Your math makes TOTAL SENSE and in theory it should work.....but the body works in mysterious ways!

For me, it wouldn't work that way. Only through extreme deficit and extreme exercise do I make progress....whereas others do a fraction as much and get more results.

I dunno what to tell ya...just do the best you can, be reasonable with expectations and hope for the best. It's the old "change what you can, learn to accept what you can't"...but to that I say, RAGE AGAINST THE MACHINE and fight for what you want no matter what anyone tells ya! :D
 
Today I totally caved in and stuffed myself like nobody's business. I don't know what it was, whether it's because I've been working out hard and my body is telling me it needs more, or I just got greedy. I think its probably a bit of both. In particular I felt a craving for sweet things ... and I indulged.

Does anyone else get days when they have an irrespressible hunger? I honestly could continue eating throughout the evening as I am still hungry but will instead refrain from doing so.

Luckily, since my last post I have actually managed to shift 2.3 lbs in 8 days ... so progress is being made. I just hope todays little setback wont have put too much of a dent in my progress! :rolleyes:
 
Skipping a meal has always triggered this ferocious hunger you speak of. :)

Also, one hour after my 1:45hr sessions at the gym...I have a hard time controlling my hunger and appetite...I eat and eat and when I'm done eating a 1k cal meal, I am still hungry...and yet still lose weight :confused:

Other than that, my hunger is normal (for someone who works out 4-5 times per week).

It's ok to indulge once in a while...keeps the hungry monster away.

:p

Eric
 
I think I definitely made up for yesterday at this evening's gym session. I'm sure I burnt between 1300 - 1500 calories. As usual I started off with various lifting exercises followed by a 5k Row, 10k Run and a 5K Cycle. I was in there for over 3-hours! And yes, I am shattered ... This weekend I will do nothing but relax. I need it.

Tonight was definitely the hardest I have worked out in YEARS. I'm suprised my fitness levels have improved at the rate they have considering I have only been going to the gym for 7 weeks (although I started shifting weight about 4 weeks earlier theough improving my diet).
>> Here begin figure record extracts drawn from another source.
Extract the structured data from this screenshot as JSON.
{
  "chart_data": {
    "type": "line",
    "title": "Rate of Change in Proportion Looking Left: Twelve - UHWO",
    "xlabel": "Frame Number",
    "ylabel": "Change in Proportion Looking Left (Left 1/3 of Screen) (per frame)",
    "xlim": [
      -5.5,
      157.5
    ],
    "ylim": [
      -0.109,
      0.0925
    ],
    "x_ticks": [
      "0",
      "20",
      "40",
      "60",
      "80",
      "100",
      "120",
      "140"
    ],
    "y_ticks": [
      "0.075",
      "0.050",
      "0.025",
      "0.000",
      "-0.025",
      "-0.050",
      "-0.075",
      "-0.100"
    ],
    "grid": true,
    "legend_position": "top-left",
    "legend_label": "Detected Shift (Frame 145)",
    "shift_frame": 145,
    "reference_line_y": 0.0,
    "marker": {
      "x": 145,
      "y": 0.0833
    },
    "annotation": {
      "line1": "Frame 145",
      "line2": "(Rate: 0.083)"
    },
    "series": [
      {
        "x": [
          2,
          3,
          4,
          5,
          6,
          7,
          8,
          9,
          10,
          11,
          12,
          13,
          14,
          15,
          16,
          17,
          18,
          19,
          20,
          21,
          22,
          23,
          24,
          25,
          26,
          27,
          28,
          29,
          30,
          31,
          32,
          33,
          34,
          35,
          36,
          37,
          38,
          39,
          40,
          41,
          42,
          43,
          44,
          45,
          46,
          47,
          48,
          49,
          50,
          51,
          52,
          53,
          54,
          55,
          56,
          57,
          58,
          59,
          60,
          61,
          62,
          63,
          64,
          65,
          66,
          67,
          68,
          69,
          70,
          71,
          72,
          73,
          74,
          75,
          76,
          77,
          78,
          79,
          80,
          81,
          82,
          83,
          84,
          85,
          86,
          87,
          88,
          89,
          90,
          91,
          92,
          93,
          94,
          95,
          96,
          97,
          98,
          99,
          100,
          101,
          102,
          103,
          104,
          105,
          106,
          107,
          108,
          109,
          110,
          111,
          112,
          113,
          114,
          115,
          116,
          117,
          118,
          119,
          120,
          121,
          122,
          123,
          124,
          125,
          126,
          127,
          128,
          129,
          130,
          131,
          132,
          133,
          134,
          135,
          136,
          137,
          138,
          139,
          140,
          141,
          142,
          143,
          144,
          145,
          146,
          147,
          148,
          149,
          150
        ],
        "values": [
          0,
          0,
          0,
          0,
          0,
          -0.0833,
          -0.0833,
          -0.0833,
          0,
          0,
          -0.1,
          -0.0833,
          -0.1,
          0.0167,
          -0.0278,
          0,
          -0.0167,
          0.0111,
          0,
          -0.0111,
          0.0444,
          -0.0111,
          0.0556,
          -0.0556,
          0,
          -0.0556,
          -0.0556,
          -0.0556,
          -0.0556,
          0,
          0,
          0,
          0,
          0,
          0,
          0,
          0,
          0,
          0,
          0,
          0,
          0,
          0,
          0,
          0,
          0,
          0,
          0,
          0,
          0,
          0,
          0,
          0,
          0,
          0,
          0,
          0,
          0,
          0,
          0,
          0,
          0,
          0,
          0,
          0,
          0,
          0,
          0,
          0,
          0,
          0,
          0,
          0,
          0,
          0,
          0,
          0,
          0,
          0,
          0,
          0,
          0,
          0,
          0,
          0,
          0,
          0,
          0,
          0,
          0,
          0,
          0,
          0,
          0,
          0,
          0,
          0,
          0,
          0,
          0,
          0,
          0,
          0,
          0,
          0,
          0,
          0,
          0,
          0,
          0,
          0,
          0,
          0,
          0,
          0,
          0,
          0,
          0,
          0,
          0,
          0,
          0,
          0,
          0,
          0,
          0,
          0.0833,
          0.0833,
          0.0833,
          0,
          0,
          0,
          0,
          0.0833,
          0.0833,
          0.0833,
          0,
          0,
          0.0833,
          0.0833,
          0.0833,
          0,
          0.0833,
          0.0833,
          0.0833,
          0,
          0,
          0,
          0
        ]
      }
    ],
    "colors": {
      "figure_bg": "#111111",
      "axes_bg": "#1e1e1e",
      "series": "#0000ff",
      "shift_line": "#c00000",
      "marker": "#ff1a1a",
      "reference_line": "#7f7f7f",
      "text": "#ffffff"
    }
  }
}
Goes to show just how robust and adaptive the human body really can be.
 
Today I totally caved in and stuffed myself like nobody's business.

Does anyone else get days when they have an irrespressible hunger?

Absolutely....

After several days of calorie deficit and working-out....there comes a point when the body just says 'enough' and slams you with an irrepressible hunger....it just comes to terms with what's going on and is trying to get some calories in ya!

Do yourself a favor: listen to your body....but within reason. Now and then we all give-in to an indulgence, it's just part of life. It doesn't mean you failed or had a set-back either....it's all good, just pick up where you left off and keep moving on.